While I think there will be desktops and (particularly) laptops for some time still in the future, there is a shift going on where both the importance and impact of "traditional" computers like these declines. It has been going on for quite some time now (all statistics proves this, but you don't have to read boring statistics, it's enough to observe your surroundings for one day, and you'll see what I mean), and it will accelerate in a close future, that's a safe bet. And this no matter the underlying architecture. The user pattern changes, as simple as that.
Lord, here we go again...first off, "observing [my] surroundings" paints a very different picture than "all statistics." I know (and see in the general public) at least as many people who use laptops primarily as use tablets, and I know many more people who are primarily desktop users. I don't know a single person who is exclusively a tablet user, but I know a lot of people who use "traditional" computers but don't have a tablet (myself included.) So if we're going simply off of personally observed reality, as you suggest, I'd have to say that "all statistics" are fairly bunk.
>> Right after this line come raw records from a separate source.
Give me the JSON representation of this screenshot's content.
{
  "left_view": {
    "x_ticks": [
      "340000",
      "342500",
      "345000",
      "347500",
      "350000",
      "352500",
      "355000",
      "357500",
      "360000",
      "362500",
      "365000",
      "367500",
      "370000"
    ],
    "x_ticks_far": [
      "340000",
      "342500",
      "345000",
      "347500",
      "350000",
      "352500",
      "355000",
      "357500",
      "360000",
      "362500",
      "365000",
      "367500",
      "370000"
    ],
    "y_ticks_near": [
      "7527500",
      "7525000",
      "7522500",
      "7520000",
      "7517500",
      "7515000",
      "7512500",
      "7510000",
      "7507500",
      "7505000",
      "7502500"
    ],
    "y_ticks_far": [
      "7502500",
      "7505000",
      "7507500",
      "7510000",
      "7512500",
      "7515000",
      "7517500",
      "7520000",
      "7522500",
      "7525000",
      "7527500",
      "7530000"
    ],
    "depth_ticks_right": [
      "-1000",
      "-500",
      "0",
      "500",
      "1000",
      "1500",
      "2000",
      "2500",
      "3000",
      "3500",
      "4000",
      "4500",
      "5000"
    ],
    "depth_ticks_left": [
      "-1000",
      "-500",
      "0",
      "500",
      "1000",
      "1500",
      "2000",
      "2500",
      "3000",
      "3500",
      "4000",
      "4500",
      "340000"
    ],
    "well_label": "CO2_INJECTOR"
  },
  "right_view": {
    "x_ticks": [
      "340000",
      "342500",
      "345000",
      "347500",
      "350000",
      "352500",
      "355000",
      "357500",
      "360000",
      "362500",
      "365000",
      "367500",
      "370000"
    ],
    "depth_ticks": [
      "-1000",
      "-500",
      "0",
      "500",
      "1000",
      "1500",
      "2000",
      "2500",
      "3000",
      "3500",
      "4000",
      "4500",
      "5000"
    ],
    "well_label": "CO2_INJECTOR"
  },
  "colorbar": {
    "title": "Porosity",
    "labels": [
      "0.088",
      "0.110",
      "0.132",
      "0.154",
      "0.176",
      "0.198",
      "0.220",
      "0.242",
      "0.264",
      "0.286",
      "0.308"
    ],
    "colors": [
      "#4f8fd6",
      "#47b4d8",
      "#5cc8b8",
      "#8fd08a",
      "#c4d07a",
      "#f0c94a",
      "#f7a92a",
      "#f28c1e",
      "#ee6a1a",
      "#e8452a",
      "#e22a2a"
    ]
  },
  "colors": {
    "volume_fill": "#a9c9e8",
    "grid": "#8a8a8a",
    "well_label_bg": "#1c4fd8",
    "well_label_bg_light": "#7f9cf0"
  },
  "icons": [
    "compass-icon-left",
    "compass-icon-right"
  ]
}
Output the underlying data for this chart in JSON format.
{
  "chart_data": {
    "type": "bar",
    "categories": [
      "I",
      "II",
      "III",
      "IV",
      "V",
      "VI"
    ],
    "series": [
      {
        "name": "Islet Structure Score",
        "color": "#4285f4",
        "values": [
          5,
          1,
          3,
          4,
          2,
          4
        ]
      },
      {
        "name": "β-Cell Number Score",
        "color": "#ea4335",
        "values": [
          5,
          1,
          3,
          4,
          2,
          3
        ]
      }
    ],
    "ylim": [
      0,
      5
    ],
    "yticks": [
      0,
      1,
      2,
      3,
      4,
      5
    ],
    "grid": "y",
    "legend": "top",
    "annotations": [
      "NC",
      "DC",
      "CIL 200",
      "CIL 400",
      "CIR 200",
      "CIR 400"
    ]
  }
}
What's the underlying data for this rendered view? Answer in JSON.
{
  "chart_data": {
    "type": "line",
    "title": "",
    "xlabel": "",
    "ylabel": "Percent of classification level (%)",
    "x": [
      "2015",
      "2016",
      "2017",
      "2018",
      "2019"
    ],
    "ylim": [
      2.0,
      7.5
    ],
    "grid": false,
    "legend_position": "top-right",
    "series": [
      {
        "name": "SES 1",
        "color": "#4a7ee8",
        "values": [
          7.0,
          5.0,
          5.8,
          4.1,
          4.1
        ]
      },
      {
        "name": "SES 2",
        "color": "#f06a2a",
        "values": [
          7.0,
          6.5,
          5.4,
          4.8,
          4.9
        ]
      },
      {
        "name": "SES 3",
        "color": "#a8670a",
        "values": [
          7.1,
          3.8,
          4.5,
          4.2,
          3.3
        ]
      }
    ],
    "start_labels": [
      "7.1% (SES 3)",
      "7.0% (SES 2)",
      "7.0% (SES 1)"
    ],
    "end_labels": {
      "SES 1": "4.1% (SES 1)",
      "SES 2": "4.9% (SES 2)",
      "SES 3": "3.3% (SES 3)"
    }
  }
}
Even giving them the benefit of the doubt, my experiences suggest that the often-quoted trends don't tell close to the whole story. Certainly tablet
sales have boomed in the past couple years, but I suspect that's as much because the past couple years is how long it's been since tablets started being not total crap and had the full force of the Apple marketing machine to make them look cool. And laptop and desktop sales
have declined. But that doesn't say anything about actual day-to-day
use patterns.
I have laptops that are five to ten years old that work like new, and that are perfectly usable for daily basic-use stuff like web browsing and email, not to mention the wide assortment of other software they can run perfectly well. Desktops, even
moreso. So the simple fact that people aren't
buying as many laptops and desktops as they used to doesn't really say anything about how many people are
using them (particularly when you consider that desktops reached a pretty fair saturation point for basic use somewhere in the mid-Core 2 era.)
And I don't think it's anything like a "safe bet" that tablet growth is just going to continue to accelerate forever and ever. Tablets are in a boom phase right now; it started when the iPad made them suddenly cool, and it's been fed by the fact that damn near every manufacturer in the industry has been trying to get in on the Hot New Thing. But every boom eventually goes bust, or sometimes just settles down quietly. When the novelty rush wears off, tablet sales will stabilize at a level the market can actually support, long-term. I don't know where that will be, but I know quite certainly that it
won't continue indefinitely at the growth rate it's seen over the two and a half years since the iPad's release, much less
accelerate, because if it does
it will outpace global population growth. That is quite simply
not going to happen.Use patterns change, but only to the extent that users let them. In the end, people will settle on the solutions that are best for them, whether or not that's what tablet evangelists want to see.